The CBA’s Women Lawyers Forum and Labour and Employment Section don’t think so. In the Sections’ submission last October on the proposed regulatory framework for Bill C-65, Workplace Violence and Harassment, they said an employer should have an obligation to investigate and address those situations. They repeated that recommendation in their June submission on the proposed regulations.
“The proposed regulations do not appear to include any mechanism for an employer to investigate an occurrence of harassment or violence on its own initiative. It seems that all actions flow from the notification of an occurrence under s.15,” the Sections note. “We appreciate the additional mechanisms of notification that remove barriers to reporting by bystanders. But the proposed regulations should also clarify that an employer can initiate an investigation on its own initiative when it is aware of facts that could give rise to a notification.”

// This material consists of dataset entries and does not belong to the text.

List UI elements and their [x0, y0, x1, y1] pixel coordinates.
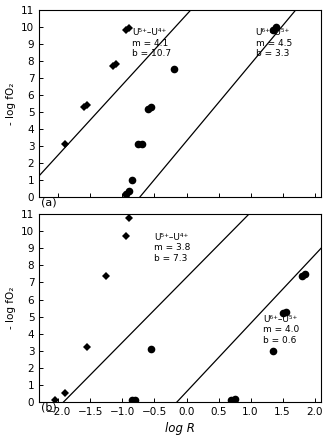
Text: U⁶⁺–U⁵⁺
m = 4.0
b = 0.6: U⁶⁺–U⁵⁺ m = 4.0 b = 0.6 — [263, 315, 300, 345]
Text: (a): (a) — [40, 198, 56, 207]
Text: U⁵⁺–U⁴⁺
m = 4.1
b = 10.7: U⁵⁺–U⁴⁺ m = 4.1 b = 10.7 — [132, 28, 171, 58]
Text: U⁵⁺–U⁴⁺
m = 3.8
b = 7.3: U⁵⁺–U⁴⁺ m = 3.8 b = 7.3 — [155, 233, 191, 263]
Text: U⁶⁺–U⁵⁺
m = 4.5
b = 3.3: U⁶⁺–U⁵⁺ m = 4.5 b = 3.3 — [256, 28, 292, 58]
Y-axis label: - log fO₂: - log fO₂ — [6, 287, 15, 329]
Text: (b): (b) — [40, 402, 56, 412]
Y-axis label: - log fO₂: - log fO₂ — [6, 82, 15, 125]
X-axis label: log R: log R — [165, 422, 195, 435]
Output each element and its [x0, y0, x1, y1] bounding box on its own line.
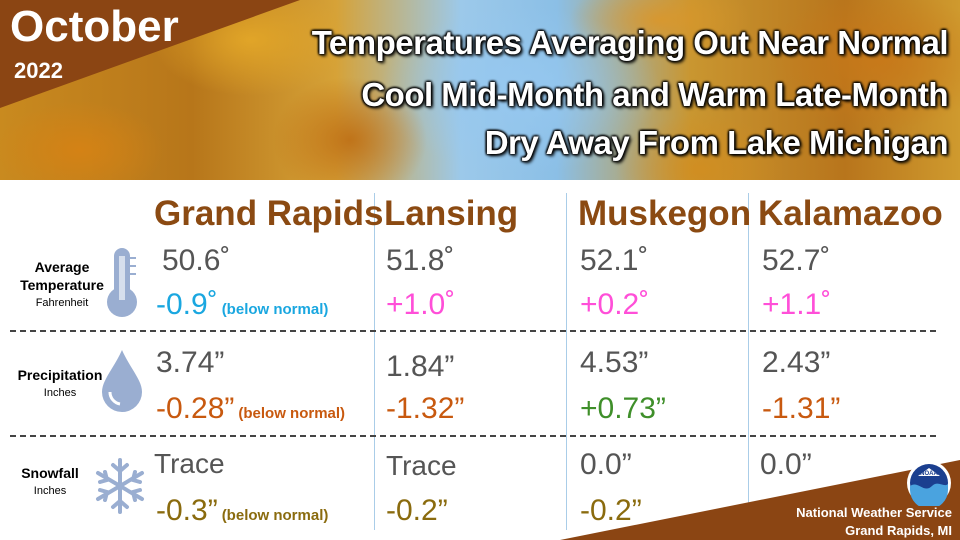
below-normal-note: (below normal) [238, 405, 346, 422]
precipitation-unit: Inches [43, 387, 77, 399]
snow-value-lansing: Trace [386, 450, 457, 481]
row-divider [10, 330, 936, 332]
city-header-muskegon: Muskegon [578, 194, 752, 233]
month-title: October [10, 2, 179, 51]
below-normal-note: (below normal) [221, 301, 329, 318]
agency-name: National Weather Service [796, 505, 952, 520]
snowflake-icon [96, 458, 144, 514]
column-divider [566, 193, 567, 530]
temp-anomaly-lansing: +1.0˚ [386, 288, 456, 321]
temp-value-grand-rapids: 50.6˚ [162, 244, 231, 277]
snowfall-unit: Inches [33, 485, 67, 497]
below-normal-note: (below normal) [221, 507, 329, 524]
year-label: 2022 [14, 58, 63, 83]
temp-value-lansing: 51.8˚ [386, 244, 455, 277]
temp-value-kalamazoo: 52.7˚ [762, 244, 831, 277]
noaa-logo-text: NOAA [920, 471, 938, 477]
temperature-label: Average Temperature [20, 259, 104, 293]
precip-value-kalamazoo: 2.43” [762, 346, 831, 379]
headline-1: Temperatures Averaging Out Near Normal [311, 24, 949, 61]
precip-anomaly-lansing: -1.32” [386, 392, 465, 425]
precip-value-grand-rapids: 3.74” [156, 346, 225, 379]
precip-value-lansing: 1.84” [386, 350, 455, 383]
snowfall-label: Snowfall [21, 465, 79, 481]
snow-value-kalamazoo: 0.0” [760, 448, 812, 481]
temp-anomaly-grand-rapids: -0.9˚ (below normal) [156, 288, 329, 321]
temp-value-muskegon: 52.1˚ [580, 244, 649, 277]
noaa-logo-icon: NOAA [907, 461, 951, 506]
snow-value-grand-rapids: Trace [154, 448, 225, 479]
temp-anomaly-muskegon: +0.2˚ [580, 288, 650, 321]
headline-2: Cool Mid-Month and Warm Late-Month [361, 76, 948, 113]
temp-anomaly-kalamazoo: +1.1˚ [762, 288, 832, 321]
city-header-kalamazoo: Kalamazoo [758, 194, 943, 233]
raindrop-icon [102, 350, 142, 412]
precip-anomaly-grand-rapids: -0.28” (below normal) [156, 392, 346, 425]
row-label-precipitation: Precipitation Inches [10, 366, 110, 402]
thermometer-icon [107, 248, 137, 317]
row-divider [10, 435, 936, 437]
city-header-grand-rapids: Grand Rapids [154, 194, 384, 233]
headline-3: Dry Away From Lake Michigan [484, 124, 949, 161]
precip-anomaly-muskegon: +0.73” [580, 392, 666, 425]
row-label-temperature: Average Temperature Fahrenheit [12, 258, 112, 312]
column-divider [748, 193, 749, 530]
precip-anomaly-kalamazoo: -1.31” [762, 392, 841, 425]
office-name: Grand Rapids, MI [845, 523, 952, 538]
snow-value-muskegon: 0.0” [580, 448, 632, 481]
snow-anomaly-grand-rapids: -0.3” (below normal) [156, 494, 329, 527]
temperature-unit: Fahrenheit [35, 297, 89, 309]
row-label-snowfall: Snowfall Inches [0, 464, 100, 500]
precip-value-muskegon: 4.53” [580, 346, 649, 379]
snow-anomaly-lansing: -0.2” [386, 494, 448, 527]
precipitation-label: Precipitation [17, 367, 103, 383]
snow-anomaly-muskegon: -0.2” [580, 494, 642, 527]
city-header-lansing: Lansing [384, 194, 519, 233]
column-divider [374, 193, 375, 530]
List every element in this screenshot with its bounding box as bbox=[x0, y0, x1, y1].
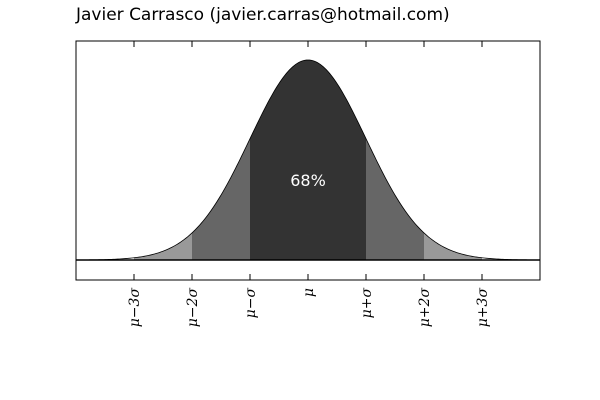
sigma-band-3 bbox=[250, 59, 366, 261]
x-tick-label-4: μ bbox=[301, 288, 317, 297]
x-tick-label-2: μ−2σ bbox=[185, 288, 201, 328]
x-tick-label-5: μ+σ bbox=[359, 288, 375, 319]
x-tick-label-6: μ+2σ bbox=[417, 288, 433, 328]
x-tick-group: μ−3σ μ−2σ μ−σ μ μ+σ μ+2σ μ+3σ bbox=[127, 41, 491, 327]
annotation-group: 68% bbox=[290, 171, 326, 190]
plot-frame bbox=[75, 40, 541, 281]
x-tick-label-1: μ−3σ bbox=[127, 288, 143, 328]
x-tick-label-3: μ−σ bbox=[243, 288, 259, 319]
band-group bbox=[134, 59, 482, 261]
curve-group bbox=[76, 59, 540, 261]
chart-title: Javier Carrasco (javier.carras@hotmail.c… bbox=[75, 5, 450, 25]
density-curve bbox=[76, 59, 540, 261]
percent-annotation: 68% bbox=[290, 171, 326, 190]
x-tick-label-7: μ+3σ bbox=[475, 288, 491, 328]
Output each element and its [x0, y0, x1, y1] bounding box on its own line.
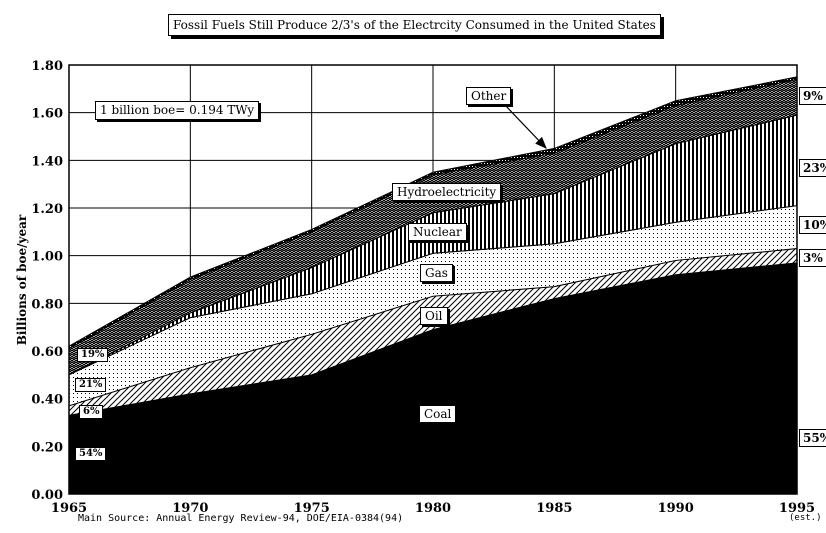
chart-title: Fossil Fuels Still Produce 2/3's of the … [168, 14, 661, 36]
y-tick-label: 1.40 [31, 154, 63, 169]
y-tick-label: 1.60 [31, 107, 63, 122]
y-tick-label: 0.60 [31, 345, 63, 360]
series-label-gas: Gas [420, 264, 453, 282]
estimate-note: (est.) [789, 513, 822, 523]
x-tick-label: 1990 [658, 501, 694, 516]
gas-1995-share: 10% [799, 216, 826, 234]
series-label-nuclear: Nuclear [408, 223, 467, 241]
source-note: Main Source: Annual Energy Review-94, DO… [78, 513, 404, 524]
conversion-note: 1 billion boe= 0.194 TWy [95, 101, 260, 120]
x-tick-label: 1965 [51, 501, 87, 516]
other-1995-share: 9% [799, 87, 826, 105]
y-axis-label: Billions of boe/year [15, 214, 29, 345]
gas-1965-share: 21% [75, 378, 107, 392]
x-tick-label: 1970 [172, 501, 208, 516]
other-callout-arrow [502, 102, 547, 149]
y-tick-label: 0.20 [31, 440, 63, 455]
y-tick-label: 0.40 [31, 393, 63, 408]
x-tick-label: 1975 [294, 501, 330, 516]
hydro-1965-share: 19% [77, 348, 109, 362]
coal-1965-share: 54% [75, 447, 107, 461]
nuclear-1995-share: 23% [799, 159, 826, 177]
x-tick-label: 1995 [779, 501, 815, 516]
oil-1965-share: 6% [79, 405, 104, 419]
y-tick-label: 1.80 [31, 59, 63, 74]
y-tick-label: 0.80 [31, 297, 63, 312]
plot-frame [68, 64, 798, 495]
coal-1995-share: 55% [799, 429, 826, 447]
series-label-hydroelectricity: Hydroelectricity [392, 183, 502, 201]
x-tick-label: 1980 [415, 501, 451, 516]
y-tick-label: 1.00 [31, 250, 63, 265]
axes: 0.00 0.20 0.40 0.60 0.80 1.00 1.20 1.40 1.60 1.80… [31, 59, 815, 516]
x-tick-label: 1985 [536, 501, 572, 516]
oil-1995-share: 3% [799, 249, 826, 267]
series-label-coal: Coal [419, 405, 457, 423]
y-tick-label: 1.20 [31, 202, 63, 217]
series-label-oil: Oil [420, 307, 448, 325]
series-label-other: Other [466, 87, 512, 105]
y-tick-label: 0.00 [31, 488, 63, 503]
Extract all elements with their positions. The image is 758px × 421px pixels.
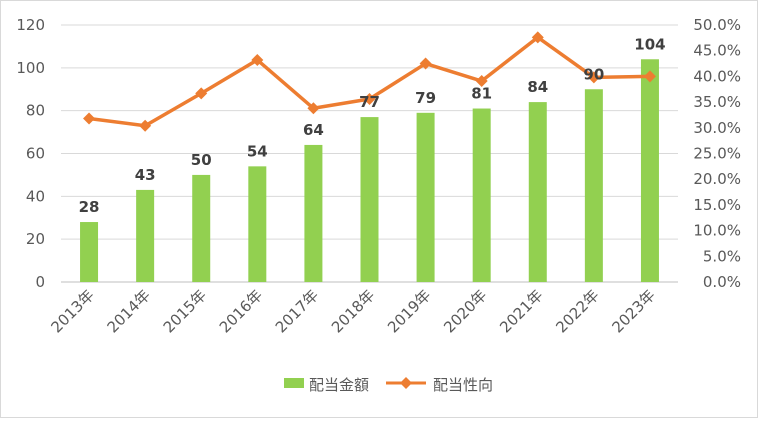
- x-tick-label: 2019年: [384, 286, 434, 336]
- bar-data-label: 77: [359, 93, 380, 111]
- x-tick-label: 2013年: [48, 286, 98, 336]
- bar: [80, 222, 99, 282]
- line-marker: [83, 112, 96, 125]
- y-left-tick-label: 80: [26, 102, 45, 120]
- line-marker: [139, 119, 152, 132]
- bar-series: [80, 59, 659, 283]
- bar: [360, 117, 379, 282]
- x-tick-label: 2021年: [496, 286, 546, 336]
- legend-label-line: 配当性向: [433, 376, 493, 394]
- bar: [136, 189, 155, 282]
- line-marker: [475, 75, 488, 88]
- bar: [528, 102, 547, 282]
- y-left-tick-label: 40: [26, 187, 45, 205]
- y-right-tick-label: 40.0%: [693, 67, 741, 85]
- bar: [584, 89, 603, 282]
- y-axis-left: 0 20 40 60 80 100 120: [16, 16, 45, 291]
- line-marker: [419, 57, 432, 70]
- line-series: [83, 31, 656, 132]
- y-right-tick-label: 15.0%: [693, 196, 741, 214]
- y-right-tick-label: 20.0%: [693, 170, 741, 188]
- y-right-tick-label: 50.0%: [693, 16, 741, 34]
- bar-data-label: 81: [471, 85, 492, 103]
- line-marker: [307, 102, 320, 115]
- y-right-tick-label: 10.0%: [693, 222, 741, 240]
- legend: 配当金額 配当性向: [284, 376, 493, 394]
- y-left-tick-label: 100: [16, 59, 45, 77]
- x-tick-label: 2022年: [552, 286, 602, 336]
- data-labels: 28 43 50 54 64 77 79 81 84 90 104: [79, 35, 666, 216]
- bar-data-label: 28: [79, 198, 100, 216]
- line-marker: [195, 87, 208, 100]
- x-tick-label: 2014年: [104, 286, 154, 336]
- x-tick-label: 2023年: [608, 286, 658, 336]
- bar-data-label: 43: [135, 166, 156, 184]
- series-line: [88, 35, 650, 128]
- y-right-tick-label: 35.0%: [693, 93, 741, 111]
- y-right-tick-label: 45.0%: [693, 42, 741, 60]
- y-left-tick-label: 120: [16, 16, 45, 34]
- x-tick-label: 2015年: [160, 286, 210, 336]
- bar-data-label: 50: [191, 151, 212, 169]
- y-right-tick-label: 25.0%: [693, 145, 741, 163]
- bar-data-label: 104: [634, 35, 665, 53]
- bar: [304, 144, 323, 282]
- legend-marker-diamond: [400, 377, 412, 389]
- bar: [640, 59, 659, 283]
- bar: [472, 108, 491, 283]
- line-marker: [643, 70, 656, 83]
- x-tick-label: 2017年: [272, 286, 322, 336]
- bar: [248, 166, 267, 282]
- x-tick-label: 2018年: [328, 286, 378, 336]
- y-axis-right: 0.0% 5.0% 10.0% 15.0% 20.0% 25.0% 30.0% 35.0% 40…: [693, 16, 741, 291]
- y-left-tick-label: 0: [35, 273, 45, 291]
- x-tick-label: 2020年: [440, 286, 490, 336]
- bar-data-label: 79: [415, 89, 436, 107]
- line-marker: [251, 53, 264, 66]
- legend-swatch-bar: [284, 378, 304, 388]
- y-left-tick-label: 20: [26, 230, 45, 248]
- bar: [416, 112, 435, 282]
- bar-data-label: 84: [527, 78, 548, 96]
- bar-data-label: 64: [303, 121, 324, 139]
- bar: [192, 174, 211, 282]
- y-right-tick-label: 0.0%: [703, 273, 741, 291]
- bar-data-label: 54: [247, 142, 268, 160]
- legend-label-bar: 配当金額: [309, 376, 369, 394]
- line-marker: [531, 31, 544, 44]
- y-right-tick-label: 5.0%: [703, 247, 741, 265]
- line-marker: [587, 71, 600, 84]
- y-left-tick-label: 60: [26, 145, 45, 163]
- x-axis: 2013年 2014年 2015年 2016年 2017年 2018年 2019年 2020年…: [48, 286, 659, 336]
- line-marker: [363, 93, 376, 106]
- x-tick-label: 2016年: [216, 286, 266, 336]
- bar-data-label: 90: [583, 65, 604, 83]
- y-right-tick-label: 30.0%: [693, 119, 741, 137]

Overall, the Sections support the proposed regulatory approach, and say they’re pleased to see that some of their previous recommendations are adopted, including allowing notifications to be made anonymously.
Along with adding a mechanism to allow employers to initiate investigations, the Sections recommend a few other amendments, including adding definitions of workplace harassment, sexual harassment and violence to the regulations, as well as defining what is meant by “early resolution.” “While there is a total 180-day time allocation for early resolution and conciliation, there is no indication of how long the early resolution step can take of that 180 days,” the Sections note.
As well, while they appreciate the desire for a speedy resolution, the Sections say the six-month timeline to resolve a complaint may not be feasible in some cases, and say the parties should be allowed to agree to extend that timeline.